Funny, I suspect it's just the opposite. Long-standing regular contributors are unlikely to be put off by the error messages, especially if they're technically knowledgeable and understand why the error is occurring.

On the other hand, new users who might not be accustomed to The Way We Do Things Around Here would be more likely to get upset at the superficial inconveniences and leave.

It's probably even the case that improving the site or adding features to it would work against its best interests by making it more accessible. HN's implementation is such that the more traffic it sees, the more frequently those errors will occur -- and as an unexpected side-effect, the popularity and instability of the site will work against each other until equilibrium is reached.

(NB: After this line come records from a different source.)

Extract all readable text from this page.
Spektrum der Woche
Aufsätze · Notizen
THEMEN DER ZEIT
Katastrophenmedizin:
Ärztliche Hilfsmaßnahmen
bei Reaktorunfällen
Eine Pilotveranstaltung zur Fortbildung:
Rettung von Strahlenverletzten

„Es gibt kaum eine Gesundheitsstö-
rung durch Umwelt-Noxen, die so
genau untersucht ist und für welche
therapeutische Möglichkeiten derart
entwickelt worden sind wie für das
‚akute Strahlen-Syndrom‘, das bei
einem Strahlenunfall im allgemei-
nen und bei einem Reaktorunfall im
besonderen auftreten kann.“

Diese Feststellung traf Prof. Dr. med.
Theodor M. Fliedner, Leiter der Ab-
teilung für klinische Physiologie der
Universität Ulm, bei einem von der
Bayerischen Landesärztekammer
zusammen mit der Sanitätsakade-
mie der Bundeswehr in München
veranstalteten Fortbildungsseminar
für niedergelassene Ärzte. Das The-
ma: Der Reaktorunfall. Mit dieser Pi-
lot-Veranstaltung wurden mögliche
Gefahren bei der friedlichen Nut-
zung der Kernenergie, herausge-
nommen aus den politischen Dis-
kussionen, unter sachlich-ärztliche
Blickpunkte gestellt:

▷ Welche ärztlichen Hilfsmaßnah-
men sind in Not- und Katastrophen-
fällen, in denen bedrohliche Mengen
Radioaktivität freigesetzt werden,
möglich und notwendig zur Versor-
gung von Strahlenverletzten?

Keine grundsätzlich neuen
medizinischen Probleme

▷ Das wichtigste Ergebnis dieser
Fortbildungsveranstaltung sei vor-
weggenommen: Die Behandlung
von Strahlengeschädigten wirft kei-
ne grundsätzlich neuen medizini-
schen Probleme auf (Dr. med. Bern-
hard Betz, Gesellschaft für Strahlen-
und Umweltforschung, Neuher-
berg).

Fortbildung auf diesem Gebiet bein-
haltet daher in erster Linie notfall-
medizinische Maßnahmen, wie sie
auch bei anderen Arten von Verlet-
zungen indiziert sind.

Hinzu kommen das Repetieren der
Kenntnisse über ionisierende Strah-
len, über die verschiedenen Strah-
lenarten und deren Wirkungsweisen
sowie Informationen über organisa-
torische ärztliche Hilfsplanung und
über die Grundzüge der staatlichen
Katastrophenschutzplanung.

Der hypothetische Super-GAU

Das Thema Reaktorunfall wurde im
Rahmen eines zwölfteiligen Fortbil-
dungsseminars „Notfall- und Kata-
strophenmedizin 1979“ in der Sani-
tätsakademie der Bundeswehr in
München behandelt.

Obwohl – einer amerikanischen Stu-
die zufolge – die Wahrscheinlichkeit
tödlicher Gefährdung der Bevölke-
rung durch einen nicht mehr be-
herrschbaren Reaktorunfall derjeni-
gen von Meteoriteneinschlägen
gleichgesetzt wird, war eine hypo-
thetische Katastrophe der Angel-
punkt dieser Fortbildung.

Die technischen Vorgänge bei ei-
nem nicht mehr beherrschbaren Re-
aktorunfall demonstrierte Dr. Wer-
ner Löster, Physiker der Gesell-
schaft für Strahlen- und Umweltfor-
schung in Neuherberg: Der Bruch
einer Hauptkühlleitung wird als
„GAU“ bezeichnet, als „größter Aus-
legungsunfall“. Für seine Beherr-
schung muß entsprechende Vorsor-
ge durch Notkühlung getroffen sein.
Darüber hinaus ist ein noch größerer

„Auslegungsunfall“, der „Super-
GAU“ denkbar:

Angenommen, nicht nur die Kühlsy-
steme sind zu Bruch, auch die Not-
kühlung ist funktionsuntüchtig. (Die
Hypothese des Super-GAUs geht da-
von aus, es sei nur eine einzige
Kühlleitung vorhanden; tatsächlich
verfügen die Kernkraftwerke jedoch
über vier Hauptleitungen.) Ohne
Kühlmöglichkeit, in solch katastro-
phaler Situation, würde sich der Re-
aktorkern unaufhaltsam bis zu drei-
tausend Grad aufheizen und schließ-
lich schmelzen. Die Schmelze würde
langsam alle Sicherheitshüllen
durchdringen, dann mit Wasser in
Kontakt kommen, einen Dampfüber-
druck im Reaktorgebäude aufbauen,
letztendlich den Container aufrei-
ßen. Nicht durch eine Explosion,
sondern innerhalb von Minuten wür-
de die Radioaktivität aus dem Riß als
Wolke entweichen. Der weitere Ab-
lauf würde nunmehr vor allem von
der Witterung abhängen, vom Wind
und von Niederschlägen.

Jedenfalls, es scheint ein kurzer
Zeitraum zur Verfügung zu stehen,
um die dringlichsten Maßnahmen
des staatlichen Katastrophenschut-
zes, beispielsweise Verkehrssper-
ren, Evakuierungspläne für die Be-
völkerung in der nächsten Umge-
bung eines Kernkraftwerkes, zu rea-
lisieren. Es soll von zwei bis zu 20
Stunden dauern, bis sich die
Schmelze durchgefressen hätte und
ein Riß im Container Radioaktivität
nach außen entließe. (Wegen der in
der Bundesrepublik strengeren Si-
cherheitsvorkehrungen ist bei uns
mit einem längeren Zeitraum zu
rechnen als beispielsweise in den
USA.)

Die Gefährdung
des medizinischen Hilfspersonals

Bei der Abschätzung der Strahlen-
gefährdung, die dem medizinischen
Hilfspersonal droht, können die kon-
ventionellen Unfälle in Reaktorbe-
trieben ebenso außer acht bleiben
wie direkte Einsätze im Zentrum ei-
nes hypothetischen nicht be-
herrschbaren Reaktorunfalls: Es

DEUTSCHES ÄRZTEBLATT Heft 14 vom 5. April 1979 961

A small barrier to entry like Reddit's spartan design or MeFi's $5 fee can go a long way toward delaying the onset of the entertainment-seeking masses.

I'm a long-time user (created: 1668 days ago), and I hate this error. I understand why it's occurring, but it seems bizarre that such an obvious flaw has gone unfixed for so long. It feels amateurish. (That said, pg has bigger fish to fry, and he's probably right to ignore this. C'est dommage.)
I'll just throw in a "me too" with the other responders and say this error annoys the dickens out of me -- and I'm a long-time user and a medium-long-time initiate in the knowledge of the error's source (I tracked it down in the source in a fit of pique about 6 months ago after getting the error for the Nth time).

Besides the actual annoyance of the error, what's extra rankling is it is an example of privileging a neat trick over user-experience, which is one of my Least Favorite Things Ever that programmers tend to do.

(As an aside, I am extremely skeptical that increasing rates of this error occurring will help keep the original user community of the site -- it seems equally likely that longtime users will just get fed up and wander off.)

While there are plenty of cautionary tales of fora that failed their original purpose due popularity, growth and loss of focus, there are equally many cautionary tales of fora that failed due insular communities, group-think and stagnation.

It's a fine line to walk and it may not be wise to rely on programming bugs to point the way.

It seems kind of ironic to have such an egregious bug on a site dealing with coding and technology...
Silly question, but, if HN is purportedly open-source where can I download the source code?

  1. http://arclanguage.org/install
  2. Extract arc3.tar
  3. See news.arc
However, AFAIK pg forked from the latest public news.arc, so the current Hacker News platform is not open source.
Yes please, fix it already. I this problem where in another site we would be posting complains from random blog posts over and over again.
I think some pages are generated statically and expire. Why the login/logout pages "expire", I can't really guess at.

Wow, not sure why this is so deserving of downvotes. Trying to find a source, but I thought there was a previous discussion of many HN pages being statically generated and served quickly with links that expire after a certain time (or become invalid because of what may happen on the server side of things). But oh well.

One reason might be that posts/users are getting axed. Would be nice if everything except spam was unmoderated, imo. Also, the current rate limiters to keep spam out are blocking those that would otherwise be more active.